Drew was one of many kids around the country who was getting in trouble for his chronic tardiness. The only difference was why he was always late. Drew wasn’t addicted to the snooze, and he wasn’t trying to skip out on going to class. In fact, he wasn’t at all to blame for his poor punctuality.
Drew showed up late because of his mother’s health. In addition, her old car tended to break down.
Back in 2015, the family car was giving his mother trouble. Drew and his then 25-year-old mother, Natalie Garfield, couldn’t rely on their Dodge Durango to get them to school. The SUV was in need of desperate repairs that they couldn’t afford, and Drew was paying the price for it.
When the can wouldn’t start, the kid and her mother had to walk 30 minutes only to arrive to the bus stop.
But Garfield’s osteoporosis made long walks very tough and painful “In the mornings is especially hard for me to get going.” Said the mother.
So Drew used to miss the school bus.
After arriving to school late for the third time, Drew was put in detention.
When his mother found out what detention involved, she was not happy.
Garfield said that Drew was crying when he went in to school that day. He knew he was getting a detention for being late, per the school policy.
“[The school has] a policy where every three tardies, you get a detention,” she told ABC News. “Every tardy after that, you get a detention.”
She decided to visit her son during lunch to cheer him up during detention. He was so upset about it earlier that morning, so, feeling responsible, it was her motherly instinct to make her son feel better. She’s glad she went by, because otherwise she wouldn’t have known what “detention” meant.
Garfield took pictures of her son sitting at a table by himself, with a cardboard divider separating him from the rest of his schoolmates and two or three books next to him.
“My heart just broke, because he was sitting there, and he just was kind of peeking around the side. I just felt terrible for him, He wasn’t tardy so many times that he deserved that.” Garfield said.
She was angry, emotionally distraught, and posted the photos on Facebook. The images spread quickly, and onlookers were torn to bits when they saw Drew humiliated by the faculty and staff of the school.
“This is my grandson, Drew. He’s a little first grader,” Drew’s grandmother Laura Hoover posted on Facebook. “His mom found him there, crying, and took him home for the day.”
Eventually the photos of Drew sitting in the cafeteria, isolated from the other kids by a cardboard divider, gained enough attention that a local radio host contacted Natalie.
AM 1440 radio personality William Mars first heard of Drew’s story through listeners to his show, and when he saw the images for himself, he wanted to help fix the cause of the tardiness.

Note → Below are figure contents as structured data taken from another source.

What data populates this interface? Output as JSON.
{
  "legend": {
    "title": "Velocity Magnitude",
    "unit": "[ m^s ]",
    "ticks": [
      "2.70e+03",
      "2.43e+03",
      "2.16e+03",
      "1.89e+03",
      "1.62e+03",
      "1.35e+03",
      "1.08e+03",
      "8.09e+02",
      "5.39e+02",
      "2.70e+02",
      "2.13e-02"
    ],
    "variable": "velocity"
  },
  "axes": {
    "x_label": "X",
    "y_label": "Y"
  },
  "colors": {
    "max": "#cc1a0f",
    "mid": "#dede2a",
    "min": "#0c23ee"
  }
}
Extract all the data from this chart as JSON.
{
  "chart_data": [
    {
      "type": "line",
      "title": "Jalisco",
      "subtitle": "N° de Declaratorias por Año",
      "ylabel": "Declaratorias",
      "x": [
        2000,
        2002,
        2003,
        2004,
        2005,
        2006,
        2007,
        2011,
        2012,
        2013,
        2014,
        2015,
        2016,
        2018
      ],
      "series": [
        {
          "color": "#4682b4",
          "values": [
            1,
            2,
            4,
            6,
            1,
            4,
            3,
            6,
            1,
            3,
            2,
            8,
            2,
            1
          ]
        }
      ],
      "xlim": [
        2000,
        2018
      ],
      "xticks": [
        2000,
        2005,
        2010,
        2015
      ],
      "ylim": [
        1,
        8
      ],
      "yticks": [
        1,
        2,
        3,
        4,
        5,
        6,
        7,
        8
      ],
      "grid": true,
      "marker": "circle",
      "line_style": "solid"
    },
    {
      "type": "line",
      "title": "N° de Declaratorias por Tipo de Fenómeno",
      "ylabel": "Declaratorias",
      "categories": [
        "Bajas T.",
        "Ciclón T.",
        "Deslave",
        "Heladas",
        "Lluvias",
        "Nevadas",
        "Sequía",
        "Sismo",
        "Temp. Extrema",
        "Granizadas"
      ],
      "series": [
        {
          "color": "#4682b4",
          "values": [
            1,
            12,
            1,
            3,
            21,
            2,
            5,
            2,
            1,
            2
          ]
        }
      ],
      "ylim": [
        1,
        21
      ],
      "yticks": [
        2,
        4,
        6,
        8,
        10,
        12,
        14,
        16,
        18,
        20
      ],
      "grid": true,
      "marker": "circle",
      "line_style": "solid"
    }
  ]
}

“We see a lot of bad news, or we have a lot of problems. So seldomly do we ever get a chance to fix the root of the problem,” Mars told us
After Mars reached out to Lucille Cullen, owner of Lucille Automotive, and asked if she’d be willing to do the repairs, she agreed. The family dropped their car off at the auto repair shop, thrilled and grateful they were going to have their car fixed.
As it turns out, their Dodge Durango was in such bad shape it was beyond repair.
“The repairs were more than what the car was actually worth,” Lucille said.
When the family returned to pick up their car, they figured they would thank everyone for trying to help them, but ultimately be in the same position they were in before.
Little did they know what was in the works.
Mars wanted to do everything he could to help the struggling mother, he generously offered to buy a 2011 Chrysler Town and Country van for the whole family.
Other local area shops donated new tires and a new windshield,
Mars also put about $1,400 worth of maintenance and repairs into the vehicle.
“It wasn’t a latest model car but it was totally reliable, Natalie wouldn’t have to deal with repairs for a long time”
“We were so shocked; it doesn’t seem real. I’m trying to tell Drew that this doesn’t just happen to you.”
Since getting their new van, Drew hasn’t been late to school a single time. And the school amended its tardiness protocol.
“As a result of the concerns raised, the district ended the learning catch-up location at Lincoln Elementary School,” the Grants Pass District said in a statement. “Going forward, a separate, supervised classroom has been designated for necessary catch-up work.”
All Natalie ever wanted was to be able to get Drew to school on time. And she wanted a change to the school policy which she felt disproportionately punished her son for things that were beyond his control. The community came together and gave her so much more.
“We’re so thankful to all the people in our community that have just been so supportive,” she said.
“This family never asked for the help. All they ever wanted was to change the school policy,” Mars said. “We saw a way to do a little nudge, and then everyone else came in with their time and generosity.”